Title: Top Lines Reverse Roles in Game Two Loss
Date: May 5, 2013
Original Source: Nucks Misconduct
Synopsis: I’m contributing to Nucks Misconduct with advanced post-game breakdowns, using possession and match-up data. This article was from Game 2 against the Sharks.
Sorry for the late post, but I was a little #drunj on Friday and wanted to give the game a re-watch before writing it up. Obviously you already know the Canucksblew a late one, coughing up a last minute goal and then falling in overtime.
To the eye test, they seemed to outplay the Sharks. Maybe it was the IPA, but I thought the Canucks deserved to head to San Jose with a split rather than in a really intimidating 2-0 hole. And the possession stats seem to back that up – not only did Vancouver out-hit the Sharks (45-27), dominating the physical side of the game, but they also had a huge advantage in terms of Corsi. The Canucks fired 22 more shots than the Sharks, including missed nets and blocked attempts. If you filter out blocks, which the Sharks have shown through two games to be pretty good at, the Canucks still had six more attempts (Fenwick).
For the second straight game, Vancouver put more pucks in the direction of the San Jose net but didn’t get the results they were hoping for. By the count of Thomas Drance of Canucks Army, the Sharks once again had more scoring chances than the Canucks though, matching them through three periods and then out-chancing them heavily in overtime. Twice now, the Canucks have played better by possession indicators but been out-chanced, perhaps speaking to the quality of shots the Canucks are settling for and/or defensive zone breakdowns giving the Sharks better opportunities.
Regardless of the how, the Canucks find themselves in an unenviable position heading south tonight.
One of the big stories to watch was Derek Roy bumping to the second line with Ryan Kesler and Chris Higgins. Roy only ended up playing about seven minutes with that unit, with Jannik Hansen also logging seven minutes. Contrary to their strong game one performance, Kessler and Higgins posted big negative possession numbers – perhaps a lack of chemistry with their new linemates, or perhaps just a bad game. Unusually, the line had relatively even deployment across zones, and like in game one didn’t face any particular line for the majority of their time, taking away a few sometimes-caveats for poor line performance. Yes, I know Kesler scored a pair and hit everything in sight, but it wasn’t a strong game overall – I’m glad I watched it twice because it was hard to believe looking at the stats after the first viewing. Despite the poor play of Zack Kassian of late, it might be worthwhile to set the lines back to their game one incarnation, when the second and third units were both better.

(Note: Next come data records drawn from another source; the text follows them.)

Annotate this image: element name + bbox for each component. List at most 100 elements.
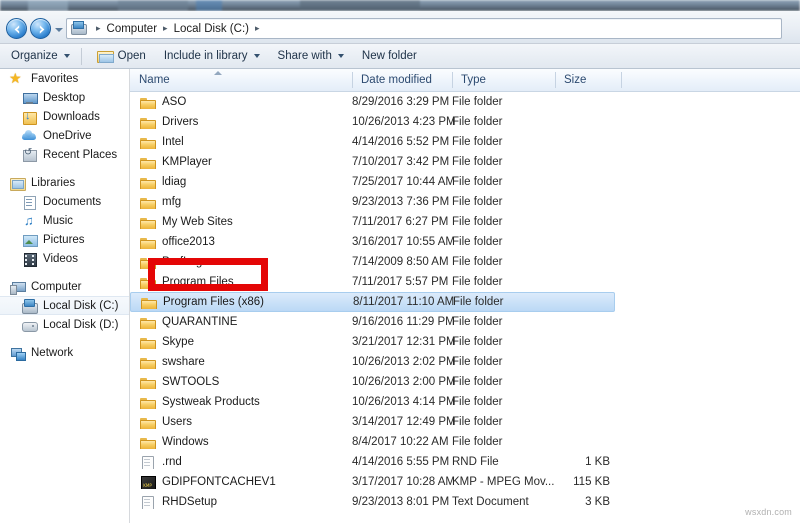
hard-drive-c-icon <box>22 298 38 314</box>
table-row[interactable]: swshare 10/26/2013 2:02 PM File folder <box>130 352 800 372</box>
folder-icon <box>140 395 156 409</box>
organize-button[interactable]: Organize <box>4 46 77 67</box>
folder-icon <box>140 175 156 189</box>
column-divider-4[interactable] <box>621 72 622 88</box>
breadcrumb-separator-0[interactable]: ▸ <box>96 23 101 34</box>
file-type-cell: File folder <box>452 136 503 148</box>
table-row[interactable]: Program Files 7/11/2017 5:57 PM File folde… <box>130 272 800 292</box>
file-name-cell: KMPlayer <box>130 155 360 169</box>
breadcrumb-item-local-disk-c[interactable]: Local Disk (C:) <box>174 23 249 35</box>
folder-icon <box>140 155 156 169</box>
column-header-type[interactable]: Type <box>452 69 555 91</box>
sidebar-item-desktop[interactable]: Desktop <box>0 88 129 107</box>
nav-group-label: Favorites <box>31 72 79 85</box>
chevron-down-icon <box>63 54 70 58</box>
generic-file-icon <box>140 455 156 469</box>
nav-group-gap <box>0 268 129 277</box>
pictures-icon <box>22 233 38 247</box>
table-row[interactable]: KMPlayer 7/10/2017 3:42 PM File folder <box>130 152 800 172</box>
table-row[interactable]: QUARANTINE 9/16/2016 11:29 PM File folder <box>130 312 800 332</box>
include-in-library-button[interactable]: Include in library <box>157 46 267 67</box>
nav-group-gap <box>0 334 129 343</box>
sidebar-item-label: Desktop <box>43 91 86 104</box>
file-name-label: Users <box>162 416 193 428</box>
new-folder-button[interactable]: New folder <box>355 46 424 67</box>
table-row[interactable]: .rnd 4/14/2016 5:55 PM RND File 1 KB <box>130 452 800 472</box>
file-type-cell: Text Document <box>452 496 529 508</box>
table-row[interactable]: Windows 8/4/2017 10:22 AM File folder <box>130 432 800 452</box>
sidebar-item-label: OneDrive <box>43 129 92 142</box>
table-row[interactable]: Systweak Products 10/26/2013 4:14 PM File … <box>130 392 800 412</box>
table-row[interactable]: Users 3/14/2017 12:49 PM File folder <box>130 412 800 432</box>
table-row[interactable]: ldiag 7/25/2017 10:44 AM File folder <box>130 172 800 192</box>
sidebar-item-local-disk-d[interactable]: Local Disk (D:) <box>0 315 129 334</box>
table-row[interactable]: Skype 3/21/2017 12:31 PM File folder <box>130 332 800 352</box>
music-icon <box>22 213 38 228</box>
file-name-label: ldiag <box>162 176 187 188</box>
table-row[interactable]: RHDSetup 9/23/2013 8:01 PM Text Document 3 … <box>130 492 800 512</box>
table-row[interactable]: ASO 8/29/2016 3:29 PM File folder <box>130 92 800 112</box>
breadcrumb-item-computer[interactable]: Computer <box>107 23 158 35</box>
navigation-pane[interactable]: Favorites Desktop Downloads OneDrive Recent … <box>0 69 130 523</box>
sidebar-item-videos[interactable]: Videos <box>0 249 129 268</box>
sidebar-item-documents[interactable]: Documents <box>0 192 129 211</box>
nav-group-favorites[interactable]: Favorites <box>0 69 129 88</box>
column-header-name[interactable]: Name <box>130 69 352 91</box>
nav-group-libraries[interactable]: Libraries <box>0 173 129 192</box>
sidebar-item-local-disk-c[interactable]: Local Disk (C:) <box>0 296 129 315</box>
table-row[interactable]: Drivers 10/26/2013 4:23 PM File folder <box>130 112 800 132</box>
watermark: wsxdn.com <box>745 507 792 517</box>
nav-group-network[interactable]: Network <box>0 343 129 362</box>
file-name-cell: Skype <box>130 335 360 349</box>
address-bar: ▸ Computer ▸ Local Disk (C:) ▸ <box>0 11 800 44</box>
breadcrumb-separator-1[interactable]: ▸ <box>163 23 168 34</box>
share-with-button[interactable]: Share with <box>271 46 351 67</box>
open-button[interactable]: Open <box>90 46 153 67</box>
forward-arrow-icon[interactable] <box>30 18 51 39</box>
history-dropdown-icon[interactable] <box>55 28 63 32</box>
breadcrumb-separator-2[interactable]: ▸ <box>255 23 260 34</box>
file-size-cell: 1 KB <box>585 456 610 468</box>
file-name-label: My Web Sites <box>162 216 233 228</box>
star-icon <box>9 70 26 87</box>
table-row[interactable]: PerfLogs 7/14/2009 8:50 AM File folder <box>130 252 800 272</box>
table-row[interactable]: mfg 9/23/2013 7:36 PM File folder <box>130 192 800 212</box>
table-row[interactable]: Program Files (x86) 8/11/2017 11:10 AM Fil… <box>130 292 615 312</box>
sidebar-item-label: Videos <box>43 252 78 265</box>
sidebar-item-pictures[interactable]: Pictures <box>0 230 129 249</box>
explorer-window: ▸ Computer ▸ Local Disk (C:) ▸ Organize … <box>0 0 800 523</box>
file-name-label: office2013 <box>162 236 215 248</box>
folder-icon <box>141 295 157 309</box>
sort-ascending-icon <box>214 71 222 75</box>
file-name-label: Windows <box>162 436 209 448</box>
table-row[interactable]: GDIPFONTCACHEV13/17/2017 10:28 AMKMP - M… <box>130 472 800 492</box>
file-name-label: ASO <box>162 96 187 108</box>
column-header-date-modified[interactable]: Date modified <box>352 69 452 91</box>
media-file-icon <box>140 475 156 489</box>
table-row[interactable]: office2013 3/16/2017 10:55 AM File folder <box>130 232 800 252</box>
column-header-row: Name Date modified Type Size <box>130 69 800 92</box>
sidebar-item-label: Pictures <box>43 233 85 246</box>
file-name-label: Intel <box>162 136 184 148</box>
sidebar-item-downloads[interactable]: Downloads <box>0 107 129 126</box>
breadcrumb-bar[interactable]: ▸ Computer ▸ Local Disk (C:) ▸ <box>66 18 782 39</box>
file-name-cell: Program Files (x86) <box>131 295 361 309</box>
nav-group-computer[interactable]: Computer <box>0 277 129 296</box>
sidebar-item-music[interactable]: Music <box>0 211 129 230</box>
computer-icon <box>10 280 26 295</box>
table-row[interactable]: Intel 4/14/2016 5:52 PM File folder <box>130 132 800 152</box>
file-size-cell: 3 KB <box>585 496 610 508</box>
sidebar-item-recent-places[interactable]: Recent Places <box>0 145 129 164</box>
file-name-cell: .rnd <box>130 455 360 469</box>
file-name-label: swshare <box>162 356 205 368</box>
file-type-cell: File folder <box>452 196 503 208</box>
table-row[interactable]: My Web Sites 7/11/2017 6:27 PM File folder <box>130 212 800 232</box>
file-list[interactable]: ASO 8/29/2016 3:29 PM File folder Drivers 10… <box>130 92 800 523</box>
sidebar-item-onedrive[interactable]: OneDrive <box>0 126 129 145</box>
cloud-icon <box>22 129 38 143</box>
back-arrow-icon[interactable] <box>6 18 27 39</box>
recent-places-icon <box>22 147 38 162</box>
text-file-icon <box>140 495 156 509</box>
table-row[interactable]: SWTOOLS 10/26/2013 2:00 PM File folder <box>130 372 800 392</box>
column-header-size[interactable]: Size <box>555 69 621 91</box>
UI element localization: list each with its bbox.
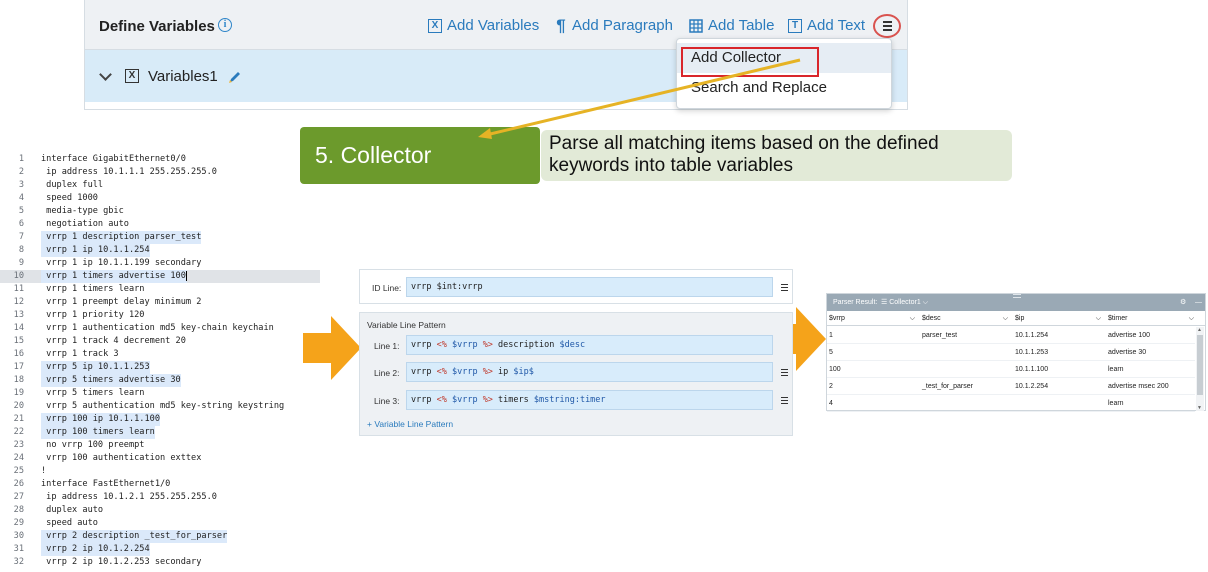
arrow-right-icon (303, 316, 361, 380)
code-line: 12 vrrp 1 preempt delay minimum 2 (13, 297, 202, 307)
code-line-highlighted: 18 vrrp 5 timers advertise 30 (13, 374, 181, 387)
step-label: 5. Collector (300, 127, 540, 184)
pencil-icon[interactable] (228, 70, 242, 84)
table-row[interactable]: 5 10.1.1.253 advertise 30 (827, 344, 1195, 361)
column-header[interactable]: $timer ⌵ (1106, 311, 1198, 326)
add-variables-button[interactable]: X Add Variables (428, 17, 539, 34)
code-line-highlighted: 21 vrrp 100 ip 10.1.1.100 (13, 413, 160, 426)
code-line: 28 duplex auto (13, 505, 104, 515)
code-editor[interactable]: 1 interface GigabitEthernet0/0 2 ip addre… (0, 153, 320, 572)
result-column-headers: $vrrp ⌵ $desc ⌵ $ip ⌵ $timer ⌵ (827, 311, 1205, 326)
menu-item-add-collector[interactable]: Add Collector (677, 43, 891, 77)
add-text-label: Add Text (807, 17, 866, 34)
parser-result-panel: Parser Result: ☰ Collector1 ⌵ ⚙ — $vrrp ⌵… (826, 293, 1206, 412)
variable-box-icon: X (428, 18, 442, 33)
add-variables-label: Add Variables (447, 17, 540, 34)
more-menu-dropdown: Add Collector Search and Replace (676, 38, 892, 109)
code-line: 32 vrrp 2 ip 10.1.2.253 secondary (13, 557, 202, 567)
info-icon[interactable]: i (218, 18, 232, 32)
menu-icon[interactable] (781, 397, 788, 404)
code-line: 27 ip address 10.1.2.1 255.255.255.0 (13, 492, 217, 502)
code-line: 13 vrrp 1 priority 120 (13, 310, 145, 320)
variable-group-name: Variables1 (148, 68, 218, 85)
table-row[interactable]: 1 parser_test 10.1.1.254 advertise 100 (827, 327, 1195, 344)
variable-box-icon: X (125, 69, 139, 83)
id-line-row: ID Line: vrrp $int:vrrp (359, 269, 793, 304)
text-cursor (185, 270, 187, 281)
drag-handle[interactable] (1013, 294, 1021, 298)
line2-label: Line 2: (374, 368, 400, 378)
add-paragraph-label: Add Paragraph (572, 17, 673, 34)
code-line-highlighted: 22 vrrp 100 timers learn (13, 426, 155, 439)
collector-select[interactable]: ☰ Collector1 ⌵ (881, 294, 928, 311)
code-line: 9 vrrp 1 ip 10.1.1.199 secondary (18, 258, 202, 268)
step-description: Parse all matching items based on the de… (541, 130, 1012, 181)
variable-line-pattern-title: Variable Line Pattern (367, 320, 446, 330)
code-line: 19 vrrp 5 timers learn (13, 388, 145, 398)
line3-input[interactable]: vrrp <% $vrrp %> timers $mstring:timer (406, 390, 773, 410)
code-line: 2 ip address 10.1.1.1 255.255.255.0 (18, 167, 217, 177)
scroll-up-icon[interactable]: ▲ (1197, 327, 1202, 333)
table-row[interactable]: 2 _test_for_parser 10.1.2.254 advertise mse… (827, 378, 1195, 395)
code-line: 24 vrrp 100 authentication exttex (13, 453, 202, 463)
code-line-current: 10 vrrp 1 timers advertise 100 (0, 270, 320, 283)
minimize-icon[interactable]: — (1195, 294, 1202, 311)
code-line: 26 interface FastEthernet1/0 (13, 479, 171, 489)
menu-item-search-replace[interactable]: Search and Replace (677, 73, 891, 103)
code-line-highlighted: 7 vrrp 1 description parser_test (18, 231, 202, 244)
more-menu-button[interactable] (873, 14, 901, 38)
code-line-highlighted: 8 vrrp 1 ip 10.1.1.254 (18, 244, 150, 257)
paragraph-icon: ¶ (556, 15, 566, 35)
table-icon (689, 18, 703, 33)
code-line: 3 duplex full (18, 180, 104, 190)
column-header[interactable]: $vrrp ⌵ (827, 311, 919, 326)
code-line: 23 no vrrp 100 preempt (13, 440, 145, 450)
table-row[interactable]: 100 10.1.1.100 learn (827, 361, 1195, 378)
code-line: 1 interface GigabitEthernet0/0 (18, 154, 186, 164)
code-line: 4 speed 1000 (18, 193, 98, 203)
pattern-panel: ID Line: vrrp $int:vrrp Variable Line Pa… (359, 269, 793, 436)
code-line: 16 vrrp 1 track 3 (13, 349, 119, 359)
code-line: 11 vrrp 1 timers learn (13, 284, 145, 294)
chevron-down-icon[interactable] (99, 68, 112, 81)
code-line-highlighted: 17 vrrp 5 ip 10.1.1.253 (13, 361, 150, 374)
variable-line-pattern-section: Variable Line Pattern Line 1: vrrp <% $v… (359, 312, 793, 436)
add-text-button[interactable]: T Add Text (788, 17, 865, 34)
add-table-button[interactable]: Add Table (689, 17, 774, 34)
code-line: 14 vrrp 1 authentication md5 key-chain k… (13, 323, 274, 333)
scrollbar[interactable]: ▲ ▼ (1196, 327, 1204, 411)
add-table-label: Add Table (708, 17, 775, 34)
parser-result-header: Parser Result: ☰ Collector1 ⌵ ⚙ — (827, 294, 1205, 311)
code-line: 5 media-type gbic (18, 206, 124, 216)
column-header[interactable]: $desc ⌵ (920, 311, 1012, 326)
menu-icon[interactable] (781, 284, 788, 291)
code-line: 25! (13, 466, 47, 476)
column-header[interactable]: $ip ⌵ (1013, 311, 1105, 326)
parser-result-title: Parser Result: (833, 299, 878, 306)
code-line-highlighted: 30 vrrp 2 description _test_for_parser (13, 530, 228, 543)
page-title: Define Variables (99, 18, 215, 35)
scrollbar-thumb[interactable] (1197, 335, 1203, 395)
menu-icon[interactable] (781, 369, 788, 376)
code-line: 6 negotiation auto (18, 219, 129, 229)
scroll-down-icon[interactable]: ▼ (1197, 405, 1202, 411)
line1-input[interactable]: vrrp <% $vrrp %> description $desc (406, 335, 773, 355)
code-line-highlighted: 31 vrrp 2 ip 10.1.2.254 (13, 543, 150, 556)
line3-label: Line 3: (374, 396, 400, 406)
add-variable-line-pattern-link[interactable]: + Variable Line Pattern (367, 419, 453, 429)
add-paragraph-button[interactable]: ¶ Add Paragraph (555, 15, 673, 35)
menu-icon (883, 21, 892, 23)
id-line-label: ID Line: (372, 283, 402, 293)
line1-label: Line 1: (374, 341, 400, 351)
code-line: 15 vrrp 1 track 4 decrement 20 (13, 336, 186, 346)
gear-icon[interactable]: ⚙ (1180, 294, 1186, 311)
code-line: 20 vrrp 5 authentication md5 key-string … (13, 401, 285, 411)
id-line-input[interactable]: vrrp $int:vrrp (406, 277, 773, 297)
code-line: 29 speed auto (13, 518, 98, 528)
text-box-icon: T (788, 18, 802, 33)
line2-input[interactable]: vrrp <% $vrrp %> ip $ip$ (406, 362, 773, 382)
table-row[interactable]: 4 learn (827, 395, 1195, 412)
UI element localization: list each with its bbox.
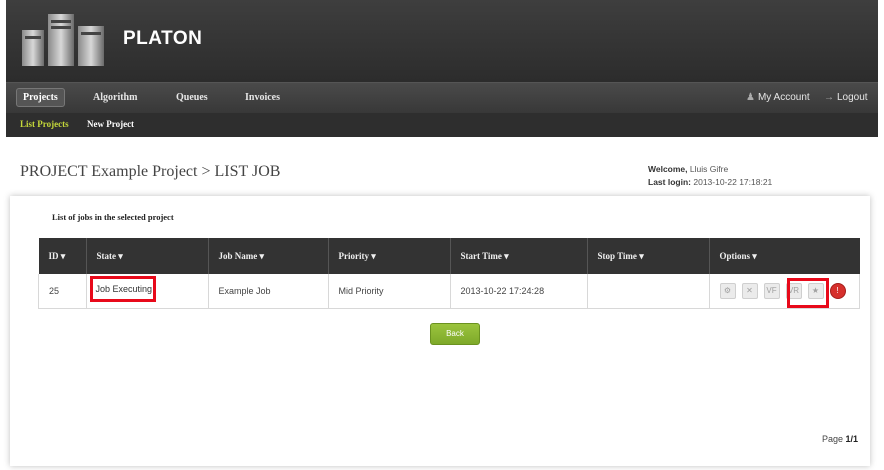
- arrow-right-icon: →: [824, 92, 834, 103]
- vf-icon[interactable]: VF: [763, 283, 780, 299]
- pager-value: 1/1: [845, 434, 859, 444]
- last-login-value: 2013-10-22 17:18:21: [693, 177, 773, 187]
- close-icon[interactable]: ✕: [741, 283, 758, 299]
- pager: Page 1/1: [822, 434, 859, 444]
- nav-queues[interactable]: Queues: [176, 92, 208, 103]
- welcome-user: Lluis Gifre: [689, 164, 729, 174]
- cell-job-name: Example Job: [207, 274, 329, 309]
- cell-state: Job Executing: [85, 274, 209, 309]
- cell-priority: Mid Priority: [327, 274, 451, 309]
- user-icon: ♟: [746, 92, 755, 103]
- app-header: PLATON: [6, 0, 878, 82]
- cell-options: ⚙ ✕ VF VR ★!: [708, 274, 860, 309]
- col-header-options[interactable]: Options ▾: [708, 238, 860, 274]
- gear-icon[interactable]: ⚙: [719, 283, 736, 299]
- nav-projects[interactable]: Projects: [16, 88, 65, 107]
- cell-id: 25: [38, 274, 87, 309]
- state-highlight: Job Executing: [89, 276, 156, 302]
- welcome-block: Welcome, Lluis Gifre Last login: 2013-10…: [648, 163, 772, 189]
- col-header-start-time[interactable]: Start Time ▾: [449, 238, 587, 274]
- my-account-link[interactable]: ♟ My Account: [746, 92, 810, 103]
- back-button[interactable]: Back: [430, 323, 480, 345]
- last-login-label: Last login:: [648, 177, 691, 187]
- stop-icon[interactable]: !: [829, 283, 846, 299]
- col-header-state[interactable]: State ▾: [85, 238, 208, 274]
- cell-start-time: 2013-10-22 17:24:28: [449, 274, 588, 309]
- sub-nav: List Projects New Project: [6, 113, 878, 137]
- welcome-label: Welcome,: [648, 164, 688, 174]
- jobs-panel: List of jobs in the selected project ID …: [10, 196, 870, 466]
- nav-algorithm[interactable]: Algorithm: [93, 92, 137, 103]
- col-header-priority[interactable]: Priority ▾: [327, 238, 450, 274]
- logout-link[interactable]: → Logout: [824, 92, 868, 103]
- table-header-row: ID ▾ State ▾ Job Name ▾ Priority ▾ Start…: [38, 238, 860, 274]
- page-title: PROJECT Example Project > LIST JOB: [20, 163, 281, 180]
- subnav-list-projects[interactable]: List Projects: [20, 119, 69, 129]
- jobs-table: ID ▾ State ▾ Job Name ▾ Priority ▾ Start…: [38, 238, 860, 309]
- app-logo-text: PLATON: [123, 28, 203, 49]
- col-header-stop-time[interactable]: Stop Time ▾: [586, 238, 709, 274]
- cell-stop-time: [586, 274, 710, 309]
- main-nav: Projects Algorithm Queues Invoices ♟ My A…: [6, 82, 878, 114]
- col-header-id[interactable]: ID ▾: [38, 238, 86, 274]
- nav-invoices[interactable]: Invoices: [245, 92, 280, 103]
- table-row: 25 Job Executing Example Job Mid Priorit…: [38, 274, 860, 309]
- col-header-job-name[interactable]: Job Name ▾: [207, 238, 328, 274]
- server-logo-icon: [22, 14, 104, 66]
- panel-caption: List of jobs in the selected project: [52, 212, 174, 222]
- subnav-new-project[interactable]: New Project: [87, 119, 134, 129]
- options-highlight: [787, 278, 829, 308]
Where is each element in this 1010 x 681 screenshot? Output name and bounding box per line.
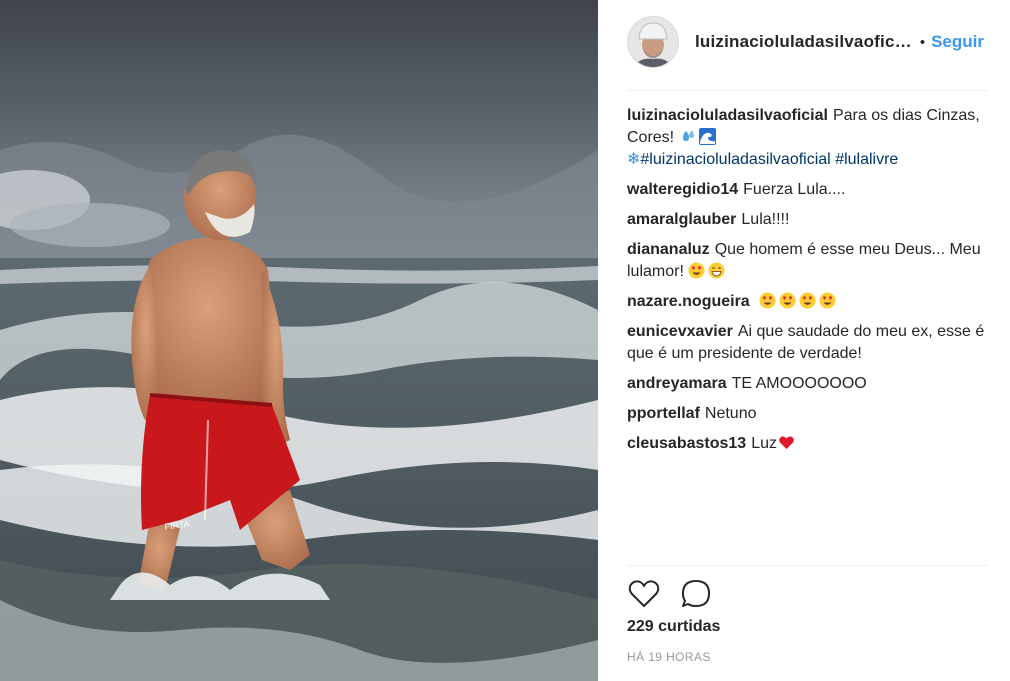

The top line, which struggled in the opener, played much better this time around. The Sedins had huge positives for possession numbers two days after being the team’s worst line, thanks in part to eight offensive zone starts to three defensive zone starts, which is the norm for them. Alain Vigneault didn’t do any better a job getting the Sedins out there away from Marc-Edouard Vlasic and the Logan Couture line, but for whatever reason the Sedins were just much more ready to play. Drance also had the Sedins as strong positives in terms of scoring chances at even strength as well.
Perhaps the biggest surprise came on the back end, where Frank Corrado and Andrew Alberts rebounded from a poor opener to post strong possession and scoring chance numbers in their 12 minutes of action. Of course, this pair is somewhat protected with match-ups, but if they can provide a strong third pairing in San Jose, it takes away some of the last-change power from Todd McLellan.
Speaking of McLellan, I’d expect to see the Couture line paired with Vlasic against the Sedins even more than they were through the first two games, which was north of half the time. With the last change, McLellan will probably sacrifice the offensive power of Couture and Patrick Marleau to try and get the Sedin line back to their poor game one performance. That could provide an opportunity for other units to step up (although ideally, the top line plays like game two and the second line like game one…obviously).
Anyway this was a bit abbreviated and rushed here on Sunday morning, so forgive me if I missed any key points from the advanced stats of game two. A couple things are clear heading into game three though – Vigneault has his work cut out for him in the match-ups game, the Canucks need to focus on preventing quality shots in and around the net, and they have to find a way to get some more power play time (just five opportunities through two games, about two less than what they’d normally expect over two games).
Enjoy game three folks. I’ll check back in tomorrow morning.